O to kolejny dzień w szkole Tęczy. Tak jest dalej to kontynuujemy a bo co 

Przenieśmy się w wspaniałe mury, które jeszcze są pełne świeżości i to takiej naprawdę, bo świeżo malowana jest ta szkoła

S:Ale tego wcześniej mi powiedzieć nie mogłaś,prawda?!

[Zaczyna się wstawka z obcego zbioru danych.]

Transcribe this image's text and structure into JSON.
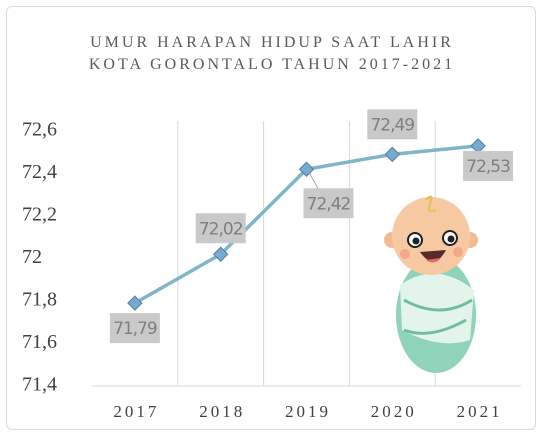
{
  "chart_data": {
    "type": "line",
    "title": "UMUR HARAPAN HIDUP SAAT LAHIR KOTA GORONTALO TAHUN 2017-2021",
    "categories": [
      "2017",
      "2018",
      "2019",
      "2020",
      "2021"
    ],
    "series": [
      {
        "name": "Umur Harapan Hidup",
        "color": "#7fb4c9",
        "marker_color": "#79a9cc",
        "values": [
          71.79,
          72.02,
          72.42,
          72.49,
          72.53
        ],
        "value_labels": [
          "71,79",
          "72,02",
          "72,42",
          "72,49",
          "72,53"
        ]
      }
    ],
    "ylim": [
      71.4,
      72.6
    ],
    "yticks": [
      {
        "value": 71.4,
        "label": "71,4"
      },
      {
        "value": 71.6,
        "label": "71,6"
      },
      {
        "value": 71.8,
        "label": "71,8"
      },
      72,
      {
        "value": 72.2,
        "label": "72,2"
      },
      {
        "value": 72.4,
        "label": "72,4"
      },
      {
        "value": 72.6,
        "label": "72,6"
      }
    ]
  }
}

Krzyknął wychylając swoją głową za kartonów, ukazując przy tym swoją twarz do połowy brudną w różowej farbie

Tia różowej Honey dobrała się do zamówienia więc do zbycia jest jeszcze 20 puszek farby

Oberto liczył potrzebną ilość więc tak to się skończyło

A:Ale to ja ci kazałam przytulać szkołę?

S:To nie....

A:Kto normalny przytula szkołę?!

S:Ktoś kto nie dostaję tego od własnej żony?!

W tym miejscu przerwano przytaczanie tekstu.